Früher wollten sie Edelnutten und Mafiosi werden, heute drängen sie in die Beamtenstuben

Moskau. Russlands Jugend orientiert sich um in ihren Berufswünschen. Nach dem Mafioso und dem "Bisnismen", dem Geschäftsmann, gewinnt gegenwärtig der Posten eines Staatsbediensteten immer mehr an Popularität. Er verspricht, was die Mehrheit der russischen Jugend will: Sicherheit, Aufstiegschancen und schnellen Reichtum.

Als Soziologen zu Beginn der 90er-Jahre russische Schüler der oberen Klassen nach ihren Berufswünschen befragten, waren sie schockiert. Während die Jungen von einer aufregenden und einträglichen Zukunft als Mafiosi träumten, galt es unter den Mädchen als schick, sich sein künftiges Leben als Edelprostituierte vorzustellen.

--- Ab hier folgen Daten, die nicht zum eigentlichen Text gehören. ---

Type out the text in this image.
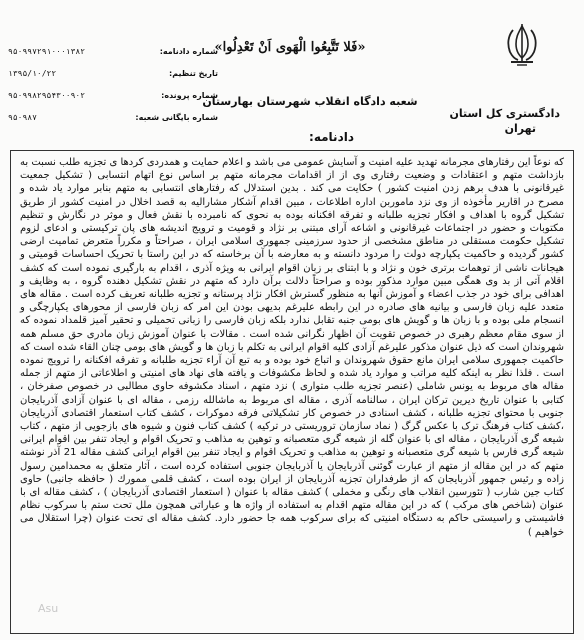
دادگستری کل استان
تهران
«فَلا تَتَّبِعُوا الْهَوی اَنْ تَعْدِلُوا»
شعبه دادگاه انقلاب شهرستان بهارستان
دادنامه:
۹۵۰۹۹۷۲۹۱۰۰۰۱۳۸۲	شماره دادنامه:
۱۳۹۵/۱۰/۲۲	تاریخ تنظیم:
۹۵۰۹۹۸۲۹۵۴۳۰۰۹۰۲	شماره پرونده:
۹۵۰۹۸۷	شماره بایگانی شعبه:
که نوعاً این رفتارهای مجرمانه تهدید علیه امنیت و آسایش عمومی می باشد و اعلام حمایت و همدردی کردها ی تجزیه طلب نسبت به بازداشت متهم و اعتقادات و وضعیت رفتاری وی از از اقدامات مجرمانه متهم بر اساس نوع اتهام انتسابی ( تشکیل جمعیت غیرقانونی با هدف برهم زدن امنیت کشور ) حکایت می کند . بدین استدلال که رفتارهای انتسابی به متهم بنابر موارد یاد شده و مصرح در اقاریر مأخوذه از وی نزد ماموربن اداره اطلاعات ، مبین اقدام آشکار مشارالیه به قصد اخلال در امنیت کشور از طریق تشکیل گروه با اهداف و افکار تجزیه طلبانه و تفرقه افکنانه بوده به نحوی که نامبرده با نقش فعال و موثر در نگارش و تنظیم مکتوبات و حضور در اجتماعات غیرقانونی و اشاعه آرای مبتنی بر نژاد و قومیت و ترویج اندیشه های پان ترکیستی و ادعای لزوم تشکیل حکومت مستقلی در مناطق مشخصی از حدود سرزمینی جمهوری اسلامی ایران ، صراحتاً و مکرراً متعرض تمامیت ارضی کشور گردیده و حاکمیت یکپارچه دولت را مردود دانسته و به معارضه با آن برخاسته که در این راستا با تحریک احساسات قومیتی و هیجانات ناشی از توهمات برتری خون و نژاد و با ابتنای بر زبان اقوام ایرانی به ویژه آذری ، اقدام به بارگیری نموده است که کشف اقلام آتی از بد وی همگی مبین موارد مذکور بوده و صراحتاً دلالت برآن دارد که متهم در نقش تشکیل دهنده گروه ، به وظایف و اهدافی برای خود در جذب اعضاء و آموزش آنها به منظور گسترش افکار نژاد پرستانه و تجزیه طلبانه تعریف کرده است . مقاله های متعدد علیه زبان فارسی و بیانیه های صادره در این رابطه علیرغم بدیهی بودن این امر که زبان فارسی از محورهای یکپارچگی و انسجام ملی بوده و با زبان ها و گویش های بومی جنبه تقابل ندارد بلکه زبان فارسی را زبانی تحمیلی و تحقیر آمیز قلمداد نموده که از سوی مقام معظم رهبری در خصوص تقویت آن اظهار نگرانی شده است . مقالات با عنوان آموزش زبان مادری حق مسلم همه شهروندان است که ذیل عنوان مذکور علیرغم آزادی کلیه اقوام ایرانی به تکلم با زبان ها و گویش های بومی چنان القاء شده است که حاکمیت جمهوری سلامی ایران مانع حقوق شهروندان و اتباع خود بوده و به تبع آن آراء تجزیه طلبانه و تفرقه افکنانه را ترویج نموده است . فلذا نظر به اینکه کلیه مراتب و موارد یاد شده و لحاظ مکشوفات و یافته های نهاد های امنیتی و اطلاعاتی از متهم از جمله مقاله های مربوط به یونس شاملی (عنصر تجزیه طلب متواری ) نزد متهم ، اسناد مکشوفه حاوی مطالبی در خصوص صفرخان ، کتابی با عنوان تاریخ دیرین ترکان ایران ، سالنامه آذری ، مقاله ای مربوط به ماشالله رزمی ، مقاله ای با عنوان آزادی آذربایجان جنوبی با محتوای تجزیه طلبانه ، کشف اسنادی در خصوص کار تشکیلاتی فرقه دموکرات ، کشف کتاب استعمار اقتصادی آذربایجان ،کشف کتاب فرهنگ ترک با عکس گرگ ( نماد سازمان تروریستی در ترکیه ) کشف کتاب فنون و شیوه های بازجویی از متهم ، کتاب شیعه گری آذربایجان ، مقاله ای با عنوان گله از شیعه گری متعصبانه و توهین به مذاهب و تحریک اقوام و ایجاد تنفر بین اقوام ایرانی شیعه گری فارس با شیعه گری متعصبانه و توهین به مذاهب و تحریک اقوام و ایجاد تنفر بین اقوام ایرانی کشف مقاله 21 آذر نوشته متهم که در این مقاله از متهم از عبارت گوئنی آذربایجان یا آذربایجان جنوبی استفاده کرده است ، آثار متعلق به محمدامین رسول زاده و رئیس جمهور آذربایجان که از طرفداران تجزیه آذربایجان از ایران بوده است ، کشف قلمی ممورك ( حافظه جانبی) حاوی کتاب جین شارب ( تئورسین انقلاب های رنگی و مخملی ) کشف مقاله با عنوان ( استعمار اقتصادی آذربایجان ) ، کشف مقاله ای با عنوان (شاخص های مرکب ) که در این مقاله متهم اقدام به استفاده از واژه ها و عباراتی همچون ملل تحت ستم با سرکوب نظام فاشیستی و راسیستی حاکم به دستگاه امنیتی که برای سرکوب همه جا حضور دارد. کشف مقاله ای تحت عنوان (چرا استقلال می خواهیم )
Asu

Als sich später im Jahrzehnt die Wirtschaft stabilisierte, stieg auch die Nachfrage nach gut ausgebildeten Fachkräften in der freien Wirtschaft. Bildung wurde wieder zu einem wichtigen Gut bei der Karriereplanung. Die Absolventen erkannten indes schnell, dass das Klima in der freien Wirtschaft sehr rau sein kann. Als alles durch Öl und Gas geschmiert wie von selbst lief, waren die Posten sicher und die Bezüge hoch. Doch in der Krise brachen die Gehälter ein, Jobs verschwanden. In dieser Situation richtete sich der Blick der Nachwuchskader auf die weitverzweigte russische Bürokratie. Die Zahl der Interessenten, die sich nach einem bequemen Platz im Staatsdienst sehnen, steigt mit jedem Jahr. Einer Umfrage zufolge wollen inzwischen 42 Prozent der arbeitsfähigen Bevölkerung in den Staatsdienst eintreten. So ist es kaum verwunderlich, dass ein Studium des Verwaltungswesens bei jungen Leuten besonders beliebt ist.

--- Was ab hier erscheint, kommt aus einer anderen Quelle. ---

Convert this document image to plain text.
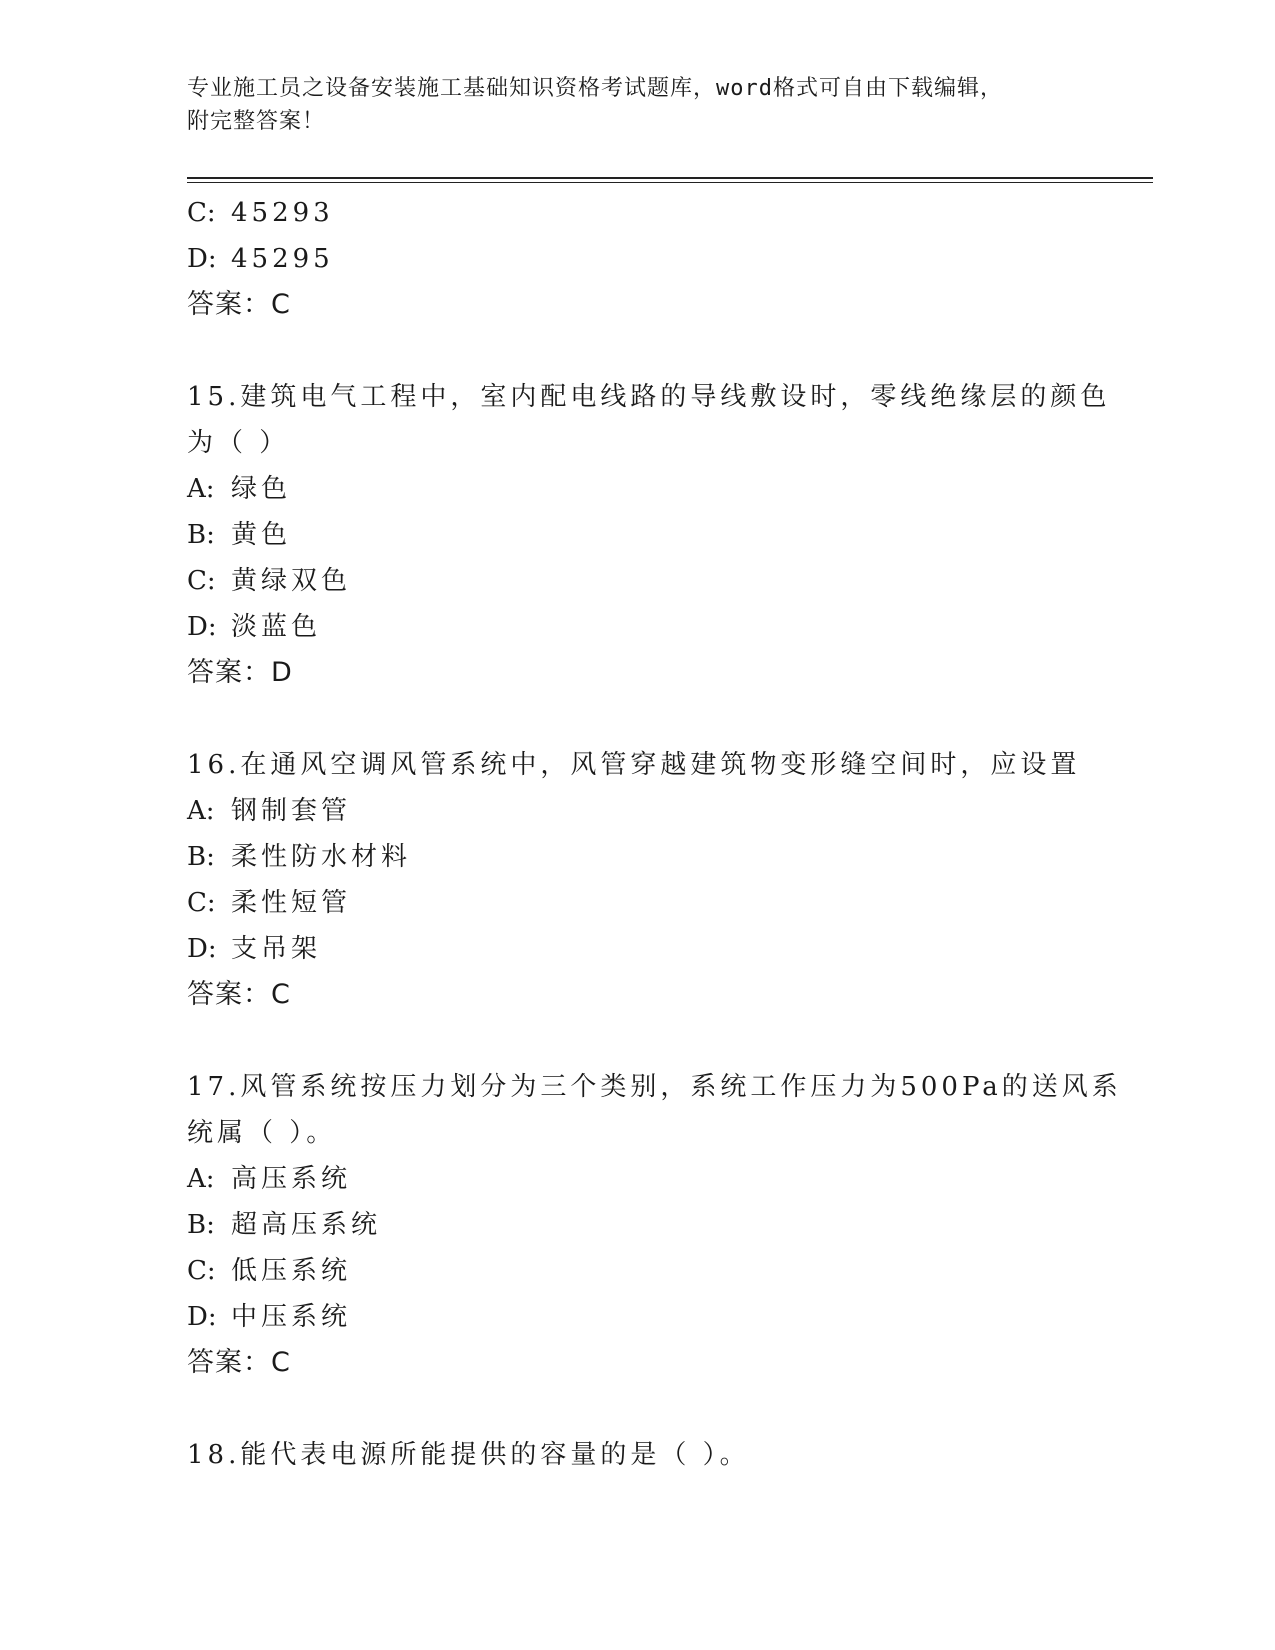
专业施工员之设备安装施工基础知识资格考试题库，word格式可自由下载编辑，
附完整答案！
C: 45293
D: 45295
答案：C
15.建筑电气工程中，室内配电线路的导线敷设时，零线绝缘层的颜色
为（ ）
A: 绿色
B: 黄色
C: 黄绿双色
D: 淡蓝色
答案：D
16.在通风空调风管系统中，风管穿越建筑物变形缝空间时，应设置
A: 钢制套管
B: 柔性防水材料
C: 柔性短管
D: 支吊架
答案：C
17.风管系统按压力划分为三个类别，系统工作压力为500Pa的送风系
统属（ ）。
A: 高压系统
B: 超高压系统
C: 低压系统
D: 中压系统
答案：C
18.能代表电源所能提供的容量的是（ ）。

"Die Jugend zieht es in jene Bereiche, wo ihrer Meinung nach großes Geld garantiert leicht verdient werden kann", meint Pawel Salin vom Zentrum für politische Konjunktur. Innerhalb der vergangenen zehn Jahre seien die Bezüge der Staatsbediensteten deutlich gestiegen und lägen heute erheblich über jenen von Angestellten in der freien Wirtschaft. So auch in Rjasan: Vor der Krise galten in der Privatwirtschaft 25 000 Rubel (640 Euro) im Monat als gutes Gehalt. Mit der Krise fielen die Monatsbezüge auf 20 000 Rubel, Sonntagsarbeit eingeschlossen. Derweil tragen qualifizierte Mitarbeiter der Regionalregierung zwischen 40 000 und 45 000 Rubel nach Hause. Ein gutes Argument, sich dem Staatsdienst zuzuwenden.

Es gibt allerdings ein noch besseres: die Korruption. Seit der Zarenzeit betrachten russische Beamte ihren Dienst auch als Quelle zusätzlicher Einkünfte. Dies Phänomen hat heute erschreckende Ausmaße angenommen. Die Organisation Anwälte für Menschenrechte hat festgestellt, dass die für Bestechung aufgewendeten Mittel jährlich der Hälfte des russischen Bruttoinlandsprodukts (2009: 1,2 Billionen Dollar) entsprechen. 90 Prozent aller Leistungen, zu denen die Staatsdiener eigentlich verpflichtet sind, gibt es nur nach Zahlung von Bestechungsgeldern.

Zudem hat der Staatsdienst noch eine andere angenehme Nebenwirkung. Von den Amtsstuben aus ist der Sprung in die Parlamente der Städte, Regionen oder sogar in die Staatsduma nach Moskau leichter. In den Volksvertretungen wird dann richtig verdient, wie die Forbes-Liste der reichsten Staatsbediensteten und Parlamentarier belegt. Nach dem Moskauer Bürgermeister Juri Luschkow, dessen Gattin es zur Dollar-Milliardärin gebracht hat, werden die nächsten zehn Plätze von Duma-Abgeordneten und Mitgliedern des Föderationsrats belegt, von denen der "Ärmste" für 2009 ein Familieneinkommen von immerhin 19 Millionen Euro angab.